North Korea charged that the United States left it no option but to secure deterrent nuclear weapons, and pledged that as long as it was hit by US sanctions it would not return to six-party talks.
"The United States, far from complying with the six-party commission's agreements, has continued to impose unilateral sanctions, sending the talks to a standstill," Kim Yong Nam, president of the Presidium of the Supreme People's Assembly, said Saturday.
"Korea has nuclear arms as a deterrent to firmly guarantee the peace and security of the Korean peninsula and the region," he said.
The summit's final declaration backed Iran's right to nuclear energy.

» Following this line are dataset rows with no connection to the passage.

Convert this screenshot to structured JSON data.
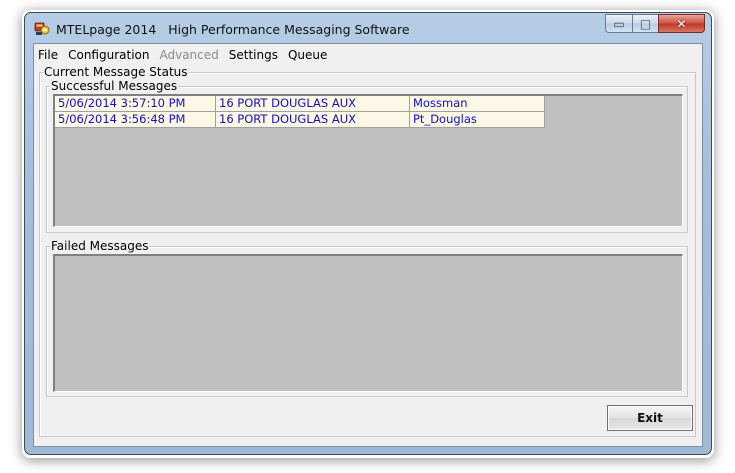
{
  "window": {
    "title": "MTELpage 2014   High Performance Messaging Software",
    "minimize_glyph": "▭",
    "maximize_glyph": "□",
    "close_glyph": "✕"
  },
  "menu": {
    "items": [
      {
        "label": "File",
        "enabled": true
      },
      {
        "label": "Configuration",
        "enabled": true
      },
      {
        "label": "Advanced",
        "enabled": false
      },
      {
        "label": "Settings",
        "enabled": true
      },
      {
        "label": "Queue",
        "enabled": true
      }
    ]
  },
  "status_group": {
    "title": "Current Message Status"
  },
  "successful": {
    "title": "Successful Messages",
    "rows": [
      [
        "5/06/2014 3:57:10 PM",
        "16 PORT DOUGLAS AUX",
        "Mossman"
      ],
      [
        "5/06/2014 3:56:48 PM",
        "16 PORT DOUGLAS AUX",
        "Pt_Douglas"
      ]
    ]
  },
  "failed": {
    "title": "Failed Messages",
    "rows": []
  },
  "exit_button": {
    "label": "Exit"
  },
  "colors": {
    "grid_background": "#c0c0c0",
    "row_background": "#fdf8e6",
    "row_text": "#1010c8",
    "close_button": "#c23a29"
  },
  "icons": {
    "app": "mtelpage-app-icon"
  }
}
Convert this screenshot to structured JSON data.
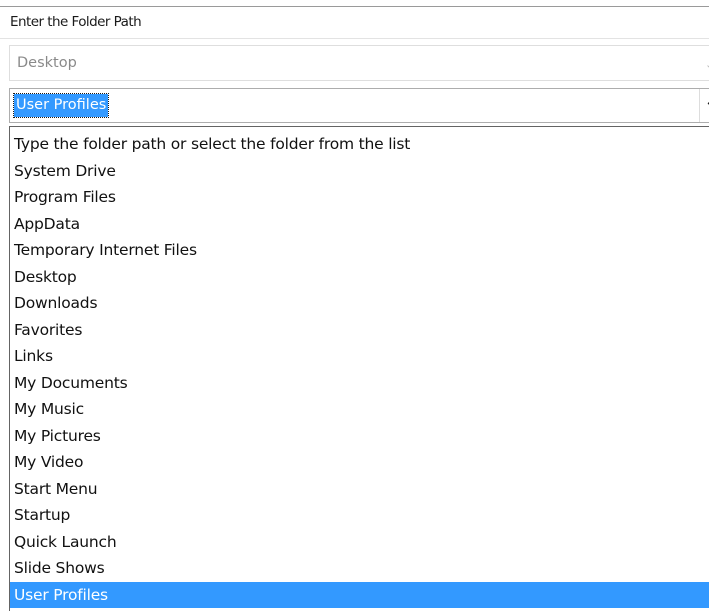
{
  "dialog": {
    "heading": "Enter the Folder Path"
  },
  "path_combo": {
    "value": "Desktop",
    "chevron_icon": "chevron-down-icon"
  },
  "folder_combo": {
    "selected": "User Profiles",
    "chevron_icon": "chevron-down-icon"
  },
  "dropdown": {
    "selected_index": 18,
    "options": [
      {
        "label": "Type the folder path or select the folder from the list"
      },
      {
        "label": "System Drive"
      },
      {
        "label": "Program Files"
      },
      {
        "label": "AppData"
      },
      {
        "label": "Temporary Internet Files"
      },
      {
        "label": "Desktop"
      },
      {
        "label": "Downloads"
      },
      {
        "label": "Favorites"
      },
      {
        "label": "Links"
      },
      {
        "label": "My Documents"
      },
      {
        "label": "My Music"
      },
      {
        "label": "My Pictures"
      },
      {
        "label": "My Video"
      },
      {
        "label": "Start Menu"
      },
      {
        "label": "Startup"
      },
      {
        "label": "Quick Launch"
      },
      {
        "label": "Slide Shows"
      },
      {
        "label": "User Profiles"
      }
    ]
  },
  "colors": {
    "highlight": "#3399ff",
    "highlight_text": "#ffffff",
    "text": "#111111",
    "muted_text": "#8a8a8a"
  }
}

The United States and European powers fear that Tehran wants to use its nuclear program to build an atomic bomb.
Cuban Interim President Raul Castro met with Iranian President Mahmoud Ahmadinejad Saturday to express "Cuba's support for the right of Iran -- or any other country -- for peaceful use of nuclear energy."
Ahmadinejad, who insisted Tehran's atomic program had strictly peaceful objectives and claimed the United States was the real nuclear threat, traveled to Venezuela Sunday.
In the voluminous final declaration, heads of state and government from 56 countries and delegates from the other NAM member states also urged UN reform to give greater weight to poor countries and expressed their opposition to terrorism and what they see as US interventionism.
The NAM document also condemned what it terms Israel's "unlawful" policies in the Palestinian territories and its recent military intervention in Lebanon.
On the sidelines of the summit, Indian Prime Minister Manmohan Singh and Pakistani President Pervez Musharraf agreed at their breakthrough talks Saturday to resume negotiations on the disputed Kashmir region and to jointly battle terrorism.
The summit's big absentee, Fidel Castro, 80, still met with foreign dignitaries in a hospital-like room, clad in pajamas and looking gaunt.
Raul Castro, 75, long Cuba's defense chief, officially heads Cuba while his bearded sibling recovers from gastrointestinal surgery he underwent in July, and chaired the summit.
Many of the summit participants headed from here to New York, where they will take part next week in the UN General Assembly.
The next NAM summit will be held in 2009 in Egypt.